Can you give us a sneak peek into the main theme of your presentation and why it’s important for our audience?
Genetic genealogy is a very powerful emergent technique in forensic genetics. However, if your sample is a DNA mixture, you cannot (or perhaps should not) upload these data to services such as GEDmatch. Mixture deconvolution is one solution to this problem. We wrote a simple tool, a tool that draws from genotyping techniques often applied to plants (e.g., taxa with four chromosomes), and show that it can deconvolve balanced (requiring a known contributor) and imbalanced two-person mixtures. Once more, it provides estimates of genotype uncertainty, suggesting that this tool also is compatible with genotype imputation software.

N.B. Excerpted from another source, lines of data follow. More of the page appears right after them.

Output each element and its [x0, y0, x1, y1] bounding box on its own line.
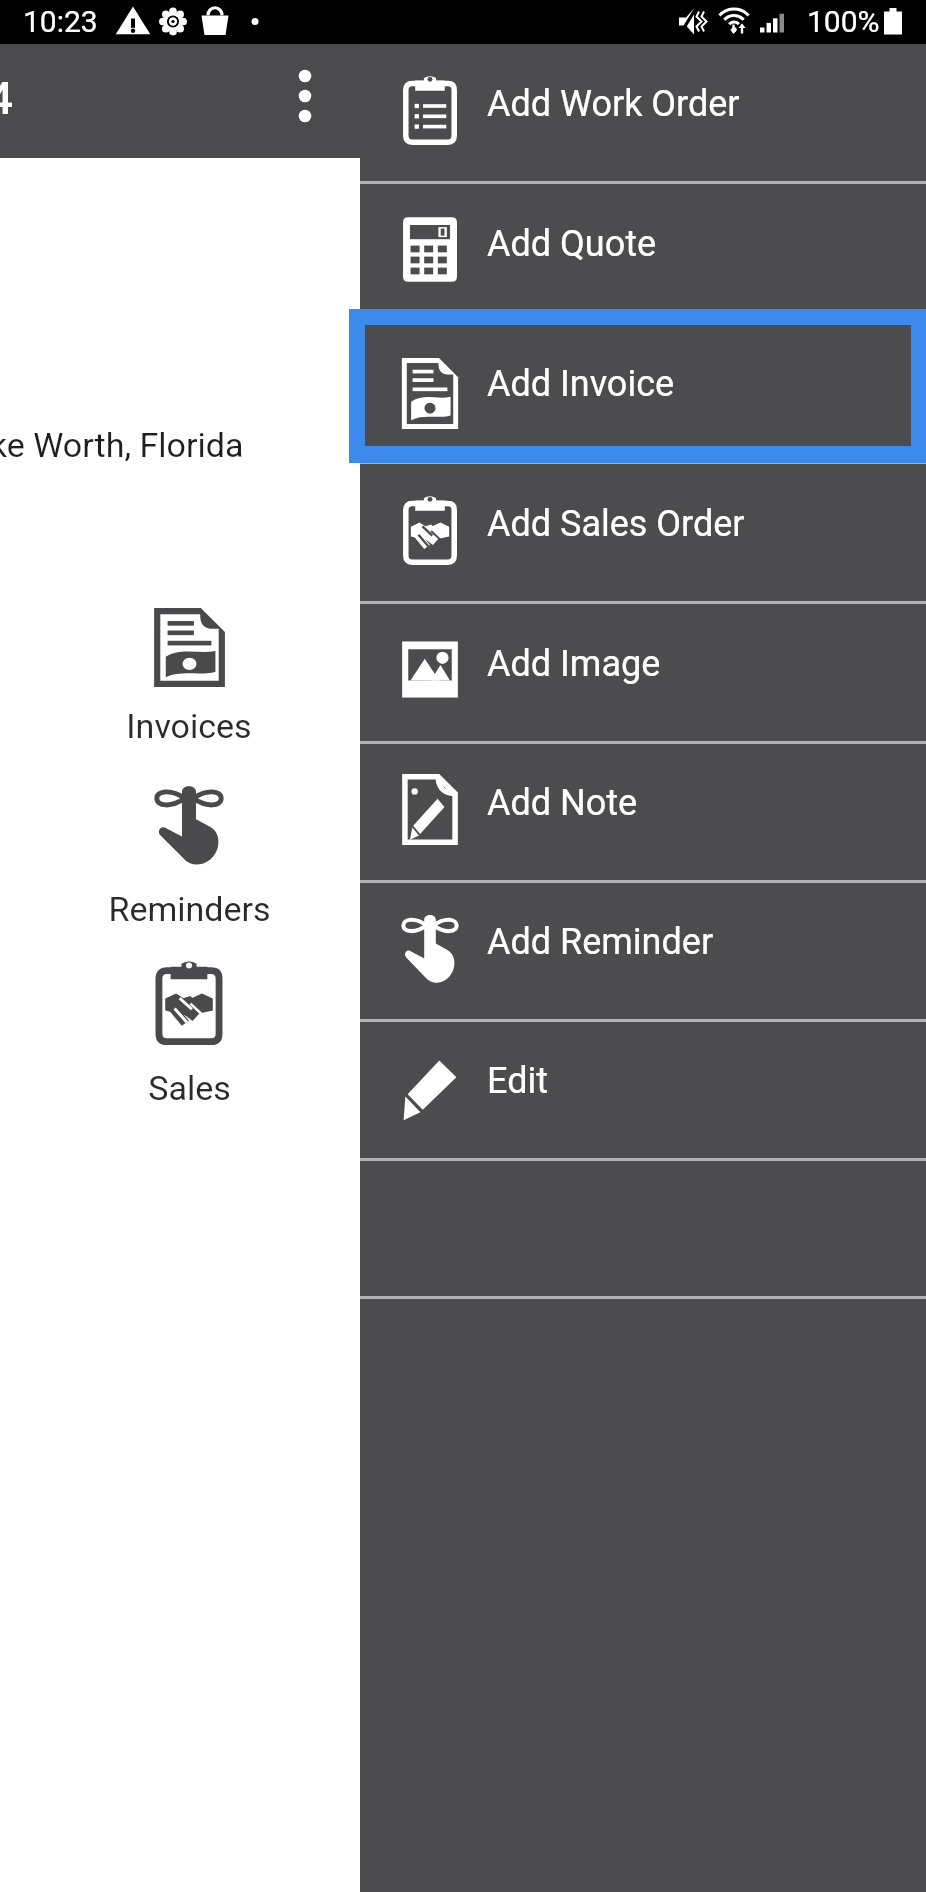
staticText: Add Invoice [487, 363, 675, 405]
staticText: Invoices [126, 706, 252, 746]
button[interactable]: Add Image [360, 604, 926, 741]
button[interactable]: Add Invoice [360, 324, 926, 461]
staticText: Lake Worth, Florida [0, 425, 244, 465]
button[interactable]: Add Reminder [360, 883, 926, 1019]
staticText: 10:23 [23, 4, 98, 39]
staticText: Add Note [487, 782, 638, 824]
button[interactable]: Add Work Order [360, 44, 926, 181]
button[interactable]: More options [275, 71, 335, 131]
staticText: Add Image [487, 643, 661, 685]
staticText: Add Quote [487, 223, 657, 265]
staticText: Add Invoice [487, 363, 675, 405]
button[interactable]: Add Invoice [349, 309, 926, 463]
staticText: 4 [0, 73, 14, 125]
button[interactable]: Add Sales Order [360, 464, 926, 601]
staticText: Add Sales Order [487, 503, 745, 545]
staticText: Add Work Order [487, 83, 740, 125]
staticText: Sales [148, 1068, 231, 1108]
button[interactable]: Invoices [94, 608, 284, 746]
button[interactable]: Add Quote [360, 184, 926, 321]
button[interactable]: Reminders [94, 784, 284, 929]
staticText: 100% [807, 4, 880, 39]
staticText: Edit [487, 1060, 548, 1102]
button[interactable]: Add Note [360, 744, 926, 880]
staticText: Reminders [108, 889, 271, 929]
button[interactable]: Edit [360, 1022, 926, 1158]
staticText: Add Reminder [487, 921, 714, 963]
button[interactable]: Sales [94, 959, 284, 1108]
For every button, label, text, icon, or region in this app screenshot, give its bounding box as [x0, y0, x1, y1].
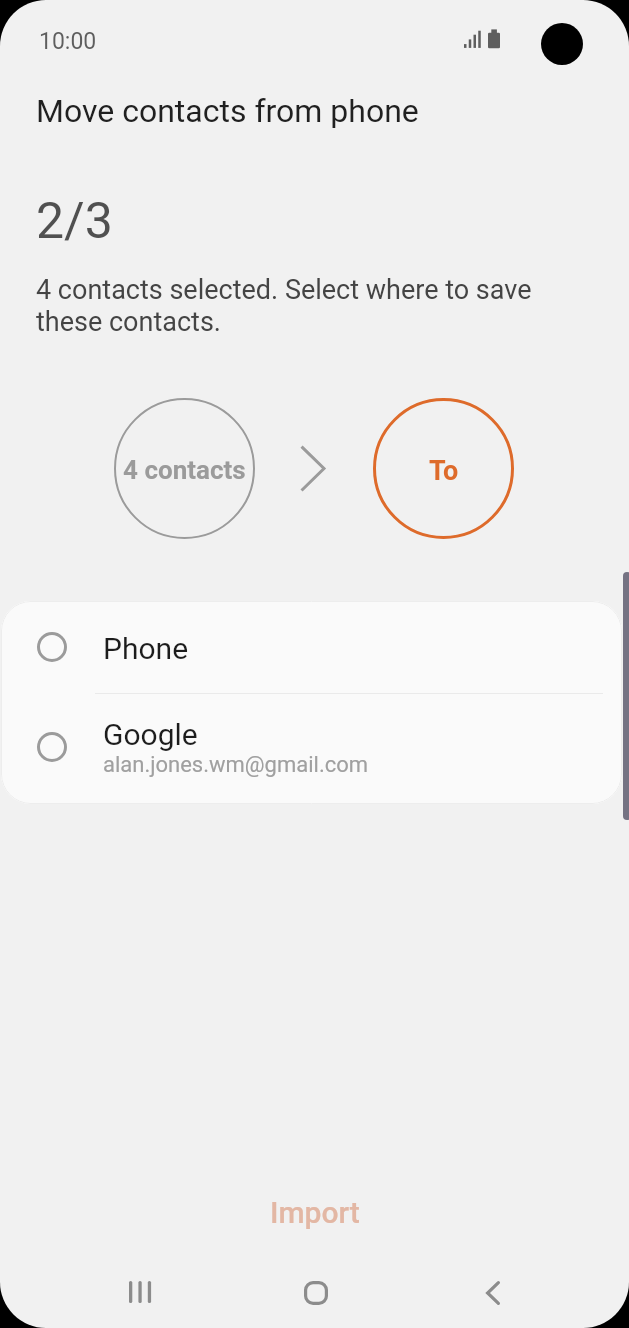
staticText: 4 contacts selected. Select where to sav… — [36, 274, 561, 337]
button[interactable]: Home — [287, 1264, 345, 1322]
button[interactable]: Import — [0, 1176, 629, 1248]
staticText: To — [429, 455, 459, 487]
staticText: 4 contacts — [123, 455, 246, 485]
staticText: Phone — [103, 631, 189, 666]
staticText: alan.jones.wm@gmail.com — [103, 752, 369, 778]
button[interactable]: Recent apps — [111, 1263, 169, 1321]
button[interactable]: Phone — [1, 601, 622, 693]
button[interactable]: Back — [464, 1264, 522, 1322]
staticText: Move contacts from phone — [36, 92, 419, 130]
staticText: 10:00 — [39, 28, 97, 55]
button[interactable]: Google — [1, 694, 622, 804]
staticText: Import — [270, 1195, 360, 1230]
staticText: 2/3 — [36, 192, 113, 251]
staticText: Google — [103, 717, 198, 752]
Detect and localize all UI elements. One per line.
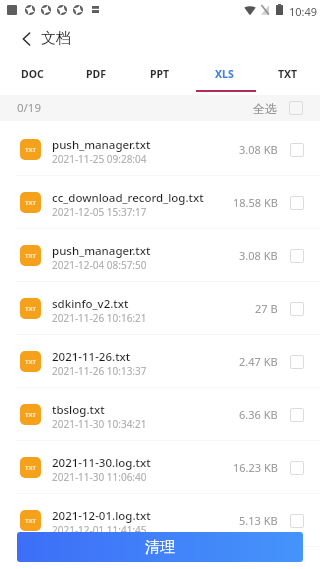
staticText: TXT — [25, 464, 36, 472]
staticText: 27 B — [255, 301, 278, 316]
staticText: 3.08 KB — [239, 142, 278, 157]
button[interactable]: PPT — [128, 57, 192, 95]
staticText: 2021-11-30 10:34:21 — [52, 417, 147, 431]
staticText: TXT — [25, 358, 36, 366]
staticText: TXT — [25, 411, 36, 419]
staticText: PDF — [86, 67, 106, 81]
staticText: 6.36 KB — [239, 407, 278, 422]
staticText: 2021-11-30.log.txt — [52, 455, 151, 471]
staticText: 5.13 KB — [239, 513, 278, 528]
staticText: 16.23 KB — [233, 460, 278, 475]
button[interactable]: 清理 — [17, 532, 303, 562]
button[interactable]: TXT — [0, 388, 320, 441]
staticText: 清理 — [145, 538, 175, 557]
staticText: 2021-12-05 15:37:17 — [52, 205, 147, 219]
button[interactable]: TXT — [0, 229, 320, 282]
staticText: 3.08 KB — [239, 248, 278, 263]
staticText: PPT — [150, 67, 170, 81]
button[interactable]: TXT — [0, 282, 320, 335]
staticText: 10:49 — [289, 4, 318, 19]
staticText: 2021-11-26.txt — [52, 349, 131, 365]
staticText: sdkinfo_v2.txt — [52, 296, 129, 312]
staticText: 全选 — [253, 101, 277, 116]
staticText: 2021-12-04 08:57:50 — [52, 258, 147, 272]
button[interactable]: TXT — [0, 176, 320, 229]
staticText: DOC — [21, 67, 44, 81]
button[interactable]: TXT — [0, 335, 320, 388]
staticText: XLS — [215, 67, 234, 81]
staticText: 0/19 — [17, 100, 42, 116]
button[interactable]: TXT — [0, 441, 320, 494]
button[interactable]: TXT — [0, 494, 320, 547]
staticText: 2021-11-25 09:28:04 — [52, 152, 147, 166]
staticText: 2021-11-26 10:16:21 — [52, 311, 147, 325]
button[interactable]: Back — [10, 20, 42, 57]
staticText: TXT — [25, 199, 36, 207]
button[interactable]: TXT — [0, 123, 320, 176]
staticText: 18.58 KB — [233, 195, 278, 210]
staticText: 2021-11-30 11:06:40 — [52, 470, 147, 484]
staticText: TXT — [25, 146, 36, 154]
button[interactable]: DOC — [0, 57, 64, 95]
staticText: 文档 — [41, 29, 71, 48]
button[interactable]: 全选 — [253, 95, 303, 121]
staticText: tbslog.txt — [52, 402, 105, 418]
staticText: 2.47 KB — [239, 354, 278, 369]
staticText: push_manager.txt — [52, 243, 151, 259]
staticText: TXT — [25, 252, 36, 260]
staticText: push_manager.txt — [52, 137, 151, 153]
button[interactable]: TXT — [256, 57, 320, 95]
staticText: 2021-12-01 11:41:45 — [52, 523, 147, 537]
staticText: 2021-11-26 10:13:37 — [52, 364, 147, 378]
staticText: TXT — [278, 67, 298, 81]
button[interactable]: PDF — [64, 57, 128, 95]
staticText: 2021-12-01.log.txt — [52, 508, 151, 524]
button[interactable]: XLS — [192, 57, 256, 95]
staticText: TXT — [25, 305, 36, 313]
staticText: TXT — [25, 517, 36, 525]
staticText: cc_download_record_log.txt — [52, 190, 204, 206]
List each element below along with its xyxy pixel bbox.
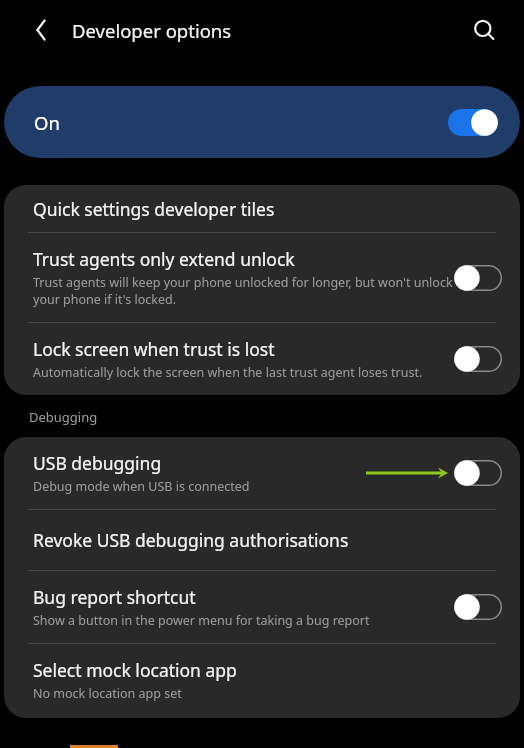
- staticText: No mock location app set: [33, 685, 182, 702]
- button[interactable]: Trust agents only extend unlock: [4, 233, 520, 322]
- staticText: Bug report shortcut: [33, 585, 196, 609]
- button[interactable]: Trust agents only extend unlock: [454, 265, 502, 291]
- button[interactable]: On: [4, 86, 520, 158]
- button[interactable]: USB debugging: [454, 460, 502, 486]
- button[interactable]: USB debugging: [4, 437, 520, 509]
- button[interactable]: Bug report shortcut: [454, 594, 502, 620]
- staticText: Select mock location app: [33, 658, 237, 682]
- staticText: Developer options: [72, 18, 232, 43]
- staticText: Quick settings developer tiles: [33, 197, 275, 221]
- button[interactable]: Back: [20, 9, 62, 51]
- button[interactable]: Lock screen when trust is lost: [454, 346, 502, 372]
- staticText: Lock screen when trust is lost: [33, 337, 275, 361]
- button[interactable]: Developer options on: [448, 109, 498, 136]
- staticText: Debugging: [29, 408, 98, 426]
- button[interactable]: Bug report shortcut: [4, 571, 520, 643]
- button[interactable]: Select mock location app: [4, 644, 520, 718]
- button[interactable]: Lock screen when trust is lost: [4, 323, 520, 395]
- staticText: Debug mode when USB is connected: [33, 478, 250, 495]
- staticText: On: [34, 110, 60, 135]
- staticText: Automatically lock the screen when the l…: [33, 364, 423, 381]
- staticText: Revoke USB debugging authorisations: [33, 528, 349, 552]
- button[interactable]: Quick settings developer tiles: [4, 185, 520, 232]
- staticText: Trust agents only extend unlock: [33, 247, 295, 271]
- button[interactable]: Search: [462, 8, 506, 52]
- button[interactable]: Revoke USB debugging authorisations: [4, 510, 520, 570]
- staticText: Show a button in the power menu for taki…: [33, 612, 370, 629]
- staticText: Trust agents will keep your phone unlock…: [33, 274, 454, 308]
- staticText: USB debugging: [33, 451, 162, 475]
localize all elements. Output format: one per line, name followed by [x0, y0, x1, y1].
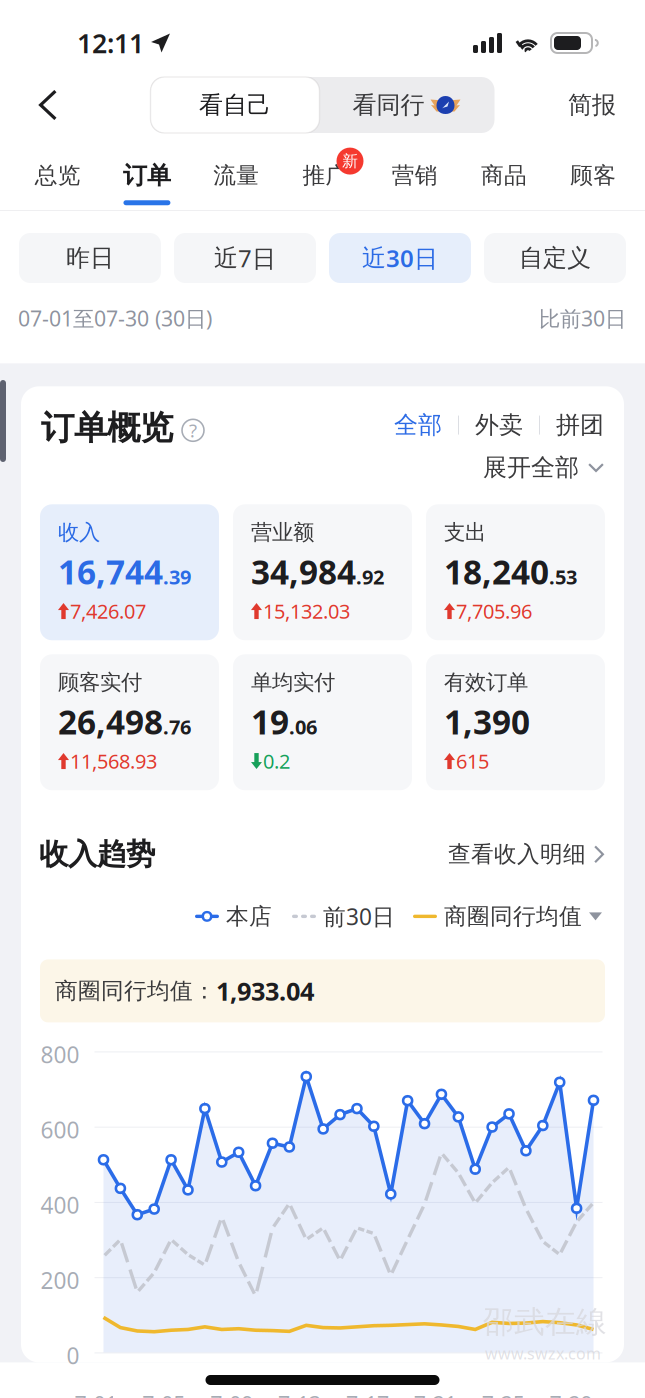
staticText: 34,984	[251, 550, 356, 594]
staticText: 7-29	[550, 1390, 593, 1398]
staticText: 商圈同行均值	[444, 902, 582, 930]
button[interactable]: 近	[329, 233, 471, 283]
staticText: ?	[189, 418, 197, 443]
staticText: 总览	[35, 162, 81, 189]
staticText: 有效订单	[444, 669, 528, 696]
staticText: 7,705.96	[456, 598, 532, 624]
staticText: 7,426.07	[70, 598, 146, 624]
button[interactable]: 总览	[13, 142, 102, 204]
button[interactable]: 推广	[281, 142, 370, 204]
button[interactable]: 展开全部	[483, 453, 604, 482]
staticText: 600	[40, 1115, 80, 1145]
staticText: 商品	[481, 162, 527, 189]
staticText: 拼团	[556, 410, 604, 440]
staticText: 营销	[392, 162, 438, 189]
staticText: 12:11	[77, 25, 144, 61]
staticText: 支出	[444, 519, 486, 546]
staticText: .39	[163, 564, 191, 590]
staticText: 推广	[302, 162, 348, 189]
staticText: 顾客实付	[58, 669, 142, 696]
staticText: 收入	[58, 519, 100, 546]
staticText: 26,498	[58, 700, 163, 744]
staticText: 200	[40, 1265, 80, 1295]
staticText: 11,568.93	[70, 748, 157, 774]
staticText: 30日	[386, 242, 438, 274]
staticText: 7-25	[482, 1390, 525, 1398]
staticText: 单均实付	[251, 669, 335, 696]
staticText: 顾客	[570, 162, 616, 189]
button[interactable]: 近	[174, 233, 316, 283]
staticText: .76	[163, 714, 191, 740]
staticText: 0	[66, 1340, 80, 1370]
staticText: 流量	[213, 162, 259, 189]
staticText: 外卖	[475, 410, 523, 440]
staticText: 自定义	[519, 243, 591, 273]
button[interactable]: 流量	[192, 142, 281, 204]
button[interactable]: 简报	[544, 77, 645, 133]
button[interactable]: 外卖	[475, 410, 523, 440]
button[interactable]: 拼团	[556, 410, 604, 440]
staticText: 400	[40, 1190, 80, 1220]
button[interactable]: 看自己	[150, 77, 320, 133]
staticText: 商圈同行均值：	[55, 977, 216, 1005]
button[interactable]: 订单	[102, 141, 192, 205]
staticText: .92	[356, 564, 384, 590]
staticText: 收入趋势	[39, 836, 155, 872]
staticText: 订单	[123, 161, 171, 190]
button[interactable]: 看同行	[320, 79, 494, 131]
staticText: 本店	[226, 902, 272, 930]
staticText: 15,132.03	[263, 598, 350, 624]
staticText: 800	[40, 1039, 80, 1070]
button[interactable]: 查看收入明细	[448, 840, 604, 868]
staticText: 07-01至07-30 (30日)	[18, 304, 212, 332]
staticText: 7-13	[278, 1390, 321, 1398]
staticText: 18,240	[444, 550, 549, 594]
button[interactable]: 营销	[370, 142, 459, 204]
staticText: 16,744	[58, 550, 163, 594]
staticText: 前30日	[323, 901, 395, 931]
staticText: 7-01	[74, 1390, 117, 1398]
staticText: 7日	[238, 242, 276, 274]
staticText: .06	[289, 714, 317, 740]
button[interactable]: Back	[0, 78, 79, 132]
staticText: 新	[342, 151, 358, 171]
staticText: 看自己	[199, 90, 271, 120]
staticText: 邵武在線	[483, 1303, 607, 1341]
staticText: 订单概览	[41, 407, 173, 448]
button[interactable]: 全部	[394, 410, 442, 440]
staticText: 昨日	[66, 243, 114, 273]
staticText: 615	[456, 748, 489, 774]
staticText: 1,390	[444, 700, 530, 744]
staticText: 19	[251, 700, 289, 744]
staticText: 0.2	[263, 748, 290, 774]
button[interactable]: 商圈同行均值	[413, 902, 602, 930]
staticText: 全部	[394, 410, 442, 440]
staticText: 营业额	[251, 519, 314, 546]
staticText: 近	[362, 243, 386, 273]
staticText: 7-09	[210, 1390, 253, 1398]
button[interactable]: 顾客	[549, 142, 638, 204]
staticText: 近	[214, 243, 238, 273]
button[interactable]: 自定义	[484, 233, 626, 283]
staticText: 查看收入明细	[448, 840, 586, 868]
button[interactable]: 商品	[459, 142, 549, 204]
button[interactable]: 昨日	[19, 233, 161, 283]
staticText: www.swzx.com	[485, 1343, 601, 1364]
staticText: 展开全部	[483, 453, 579, 482]
staticText: 简报	[568, 90, 616, 120]
staticText: .53	[549, 564, 577, 590]
staticText: 1,933.04	[216, 974, 314, 1008]
staticText: 看同行	[352, 90, 424, 120]
staticText: 比前30日	[539, 304, 626, 332]
staticText: 7-21	[414, 1390, 457, 1398]
staticText: 7-05	[142, 1390, 185, 1398]
staticText: 7-17	[346, 1390, 389, 1398]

What inspired you to explore the topic of your presentation?
The kinds of samples that were talking likely correspond to some of the most egregious crimes there are. For most forensic problems, and this shames me to admit, I like the puzzle in it; that it happens to apply to science is just an additional benefit. This work, however, is an exception. True, I like the puzzle of how to solve the problem well, but the application (e.g., unsolved serial cases) is heinous enough that I often burn my Saturday and Sunday mornings (and other time too!) to help solve it.
What’s one common misconception about your area of expertise you’d like to clarify?
Genotype imputation is made out to be the boogeyman. It’s not. At a high-level, modern imputation methods are just a kind of probabilistic genotyping that work quite well (and quite well in many diverse population groups). There are, of course, ways to do imputation poorly, but that is a separate problem!
How do you hope your presentation will impact the audience or industry?
Mixture deconvolution is not an ideal answer to this problem; tools such as GEDmatch require single-source profiles, which forces deconvolution. As a mixed sample becomes more balanced, deconvolution becomes ill-suited to the problem as (in truth) there are many potential deconvolutions, and it would be better to consider all (or all probable) deconvolutions instead. A better answer, and an answer I hope is adopted by industry, is to estimate kinship directly on the mixture.
Are there any resources or tools you recommend for those interested in learning more about your presentation topic?
There is a rich literature on interpreting STR mixtures (for an excellent review, see https://doi.org/10.1016/j.fsigen.2018.11.009). The background for this talk is really how to “detect” mixtures and estimate the mixture proportions (https://doi.org/10.1016/j.fsigen.2023.102980 ), and how to estimate the genotypes of the major and minor contributor if you know their proportions (https://doi.org/10.1016/j.fsigen.2022.102776). Both approaches are designed for whole genome sequencing, however also see: https://doi.org/10.20944/preprints202407.1705.v1 for a sneak-peek now how these same ideas can be applied to other forensic genetic genealogy workflows.
When you’re not working, what’s your favorite way to unwind or relax?
I am a geek, through and through. I love games—I skipped a lot of high school to play bridge at a nearby coffee shop—and I still love gaming (board, card or computer!). I also like biking and playing soccer with my two (very energetic) children.
What’s the best piece of advice you’ve ever received?
This is for the academics out there—academia is a pie eating contest where the reward for success is more pie.
If you could only eat one dish for the rest of your life, what would it be?
Ice cream. I wouldn’t live long, but at least I’d be happy!
What were you doing in 1989, when ISHI first started?
That would put me in 5th grade—honestly, a pretty good year as it was before the awfulness that is middle school!
Can you share a memorable moment from ISHI that has stayed with you?
Oh, there are memorable moments, although the good ones shouldn’t be shared here!